Step 1: Add Lineage Metadata
Every record needs an audit trail showing where it came from, when it was processed, and which node handled it. This replaces manual DataStage annotations with automatic lineage injection.
The Goal
Add a _lineage object to every record containing:
- Source system identifier
- Source table name
- Pipeline name
- Extraction timestamp
- Processing node ID
Why This Matters
Regulatory Compliance: Financial regulators require complete data lineage for audit purposes.
Debugging: When data looks wrong in BigQuery, trace it back to the exact source record.
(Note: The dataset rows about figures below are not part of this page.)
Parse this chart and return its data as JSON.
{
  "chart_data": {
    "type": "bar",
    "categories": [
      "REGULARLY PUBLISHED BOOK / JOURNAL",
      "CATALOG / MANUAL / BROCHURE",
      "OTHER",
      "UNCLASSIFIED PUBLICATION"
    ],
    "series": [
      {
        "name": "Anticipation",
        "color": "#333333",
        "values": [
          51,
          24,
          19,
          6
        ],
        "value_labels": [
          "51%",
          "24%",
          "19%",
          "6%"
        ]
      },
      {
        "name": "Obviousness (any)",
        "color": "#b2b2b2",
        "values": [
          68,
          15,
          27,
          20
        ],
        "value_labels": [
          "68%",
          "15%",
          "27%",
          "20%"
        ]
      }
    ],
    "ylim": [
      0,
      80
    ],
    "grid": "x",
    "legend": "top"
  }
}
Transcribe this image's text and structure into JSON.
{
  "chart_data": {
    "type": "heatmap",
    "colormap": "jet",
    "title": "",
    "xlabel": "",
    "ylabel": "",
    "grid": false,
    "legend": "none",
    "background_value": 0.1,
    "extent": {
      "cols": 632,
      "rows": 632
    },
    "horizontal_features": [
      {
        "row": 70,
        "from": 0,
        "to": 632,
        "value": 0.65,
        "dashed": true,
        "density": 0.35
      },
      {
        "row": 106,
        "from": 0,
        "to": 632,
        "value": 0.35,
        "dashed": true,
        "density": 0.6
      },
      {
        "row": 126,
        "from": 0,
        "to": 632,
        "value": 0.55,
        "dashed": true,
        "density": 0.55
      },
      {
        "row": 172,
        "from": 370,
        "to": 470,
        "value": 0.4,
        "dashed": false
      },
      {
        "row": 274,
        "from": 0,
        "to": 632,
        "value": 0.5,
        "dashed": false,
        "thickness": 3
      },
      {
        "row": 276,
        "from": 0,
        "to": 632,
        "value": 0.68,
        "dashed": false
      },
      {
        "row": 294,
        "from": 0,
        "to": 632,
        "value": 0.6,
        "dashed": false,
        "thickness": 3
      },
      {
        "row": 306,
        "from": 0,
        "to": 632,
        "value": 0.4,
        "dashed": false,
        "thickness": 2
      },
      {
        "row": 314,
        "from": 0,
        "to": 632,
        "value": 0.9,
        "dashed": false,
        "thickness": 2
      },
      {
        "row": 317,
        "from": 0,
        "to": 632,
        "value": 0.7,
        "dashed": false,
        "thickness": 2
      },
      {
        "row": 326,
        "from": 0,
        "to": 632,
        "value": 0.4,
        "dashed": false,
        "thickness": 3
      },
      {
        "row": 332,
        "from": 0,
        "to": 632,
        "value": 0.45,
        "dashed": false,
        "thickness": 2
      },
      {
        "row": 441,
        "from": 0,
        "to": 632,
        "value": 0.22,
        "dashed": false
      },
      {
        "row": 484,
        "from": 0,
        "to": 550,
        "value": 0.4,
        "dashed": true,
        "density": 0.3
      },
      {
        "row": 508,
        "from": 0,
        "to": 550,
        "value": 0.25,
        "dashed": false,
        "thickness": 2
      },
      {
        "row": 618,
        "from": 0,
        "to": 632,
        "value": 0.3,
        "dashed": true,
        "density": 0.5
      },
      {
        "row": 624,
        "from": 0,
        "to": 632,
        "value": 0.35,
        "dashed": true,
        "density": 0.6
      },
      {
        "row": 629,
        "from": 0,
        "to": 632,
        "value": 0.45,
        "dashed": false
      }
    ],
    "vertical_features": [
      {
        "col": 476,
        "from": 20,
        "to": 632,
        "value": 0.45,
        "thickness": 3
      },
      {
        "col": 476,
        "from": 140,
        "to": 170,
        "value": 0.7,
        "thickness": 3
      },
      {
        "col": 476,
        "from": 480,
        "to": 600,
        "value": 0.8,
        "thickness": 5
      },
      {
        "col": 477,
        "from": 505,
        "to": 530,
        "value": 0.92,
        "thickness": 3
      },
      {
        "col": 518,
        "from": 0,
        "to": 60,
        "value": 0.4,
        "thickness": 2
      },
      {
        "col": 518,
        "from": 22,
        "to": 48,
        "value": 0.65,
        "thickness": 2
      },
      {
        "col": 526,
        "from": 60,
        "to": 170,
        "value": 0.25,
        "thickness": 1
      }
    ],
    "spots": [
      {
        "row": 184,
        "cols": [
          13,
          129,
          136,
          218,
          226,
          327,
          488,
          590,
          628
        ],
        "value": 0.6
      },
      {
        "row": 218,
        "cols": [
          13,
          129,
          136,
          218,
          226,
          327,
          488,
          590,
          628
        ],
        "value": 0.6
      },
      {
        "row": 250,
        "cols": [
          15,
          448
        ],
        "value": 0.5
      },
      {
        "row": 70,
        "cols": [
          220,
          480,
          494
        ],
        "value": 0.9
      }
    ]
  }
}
Multi-Node Deployments: Know which edge node processed each record.
DataStage Equivalent
In DataStage, you'd typically:
- Create custom annotations in job properties
- Use a Transformer to add metadata columns
- Maintain a separate lineage table
Expanso simplifies this to a single mapping processor.
Implementation
-
Copy the foundation pipeline:
cp db2-foundation.yaml step-1-lineage.yaml -
Add the lineage processor:
step-1-lineage.yamlpipeline:
processors:
- mapping: |
root = this
root._lineage = {
"source_system": "DB2_PROD",
"source_table": "TRANSACTIONS",
"pipeline": "db2-to-bigquery-transactions",
"extracted_at": now(),
"node_id": env("NODE_ID").or("unknown")
} -
Test the transformation:
NODE_ID=edge-node-test expanso-edge run --config step-1-lineage.yaml
Understanding the Code
| Expression | What It Does |
|---|---|
root = this | Start with the original record |
root._lineage = {...} | Add a new nested object |
now() | Current UTC timestamp |
env("NODE_ID") | Read environment variable |
.or("unknown") | Fallback if env var not set |
Expected Output
Input:
{
"TRANSACTION_ID": "TXN-2024-00123456",
"ACCOUNT_NUMBER": "4532-1234-5678-9012",
...
}
Output:
{
"TRANSACTION_ID": "TXN-2024-00123456",
"ACCOUNT_NUMBER": "4532-1234-5678-9012",
...
"_lineage": {
"source_system": "DB2_PROD",
"source_table": "TRANSACTIONS",
"pipeline": "db2-to-bigquery-transactions",
"extracted_at": "2024-01-16T02:00:00Z",
"node_id": "edge-node-test"
}
}
Production Considerations
Dynamic Source Tracking
For pipelines reading from multiple tables:
- mapping: |
root = this
root._lineage = {
"source_system": meta("source_system").or("DB2_PROD"),
"source_table": meta("table_name").or("UNKNOWN"),
"pipeline": "db2-to-bigquery-transactions",
"extracted_at": now(),
"node_id": env("NODE_ID").or("unknown")
}
Lineage Versioning
Track pipeline version for debugging migrations:
root._lineage.pipeline_version = "2.1.0"
root._lineage.config_hash = "a1b2c3d4"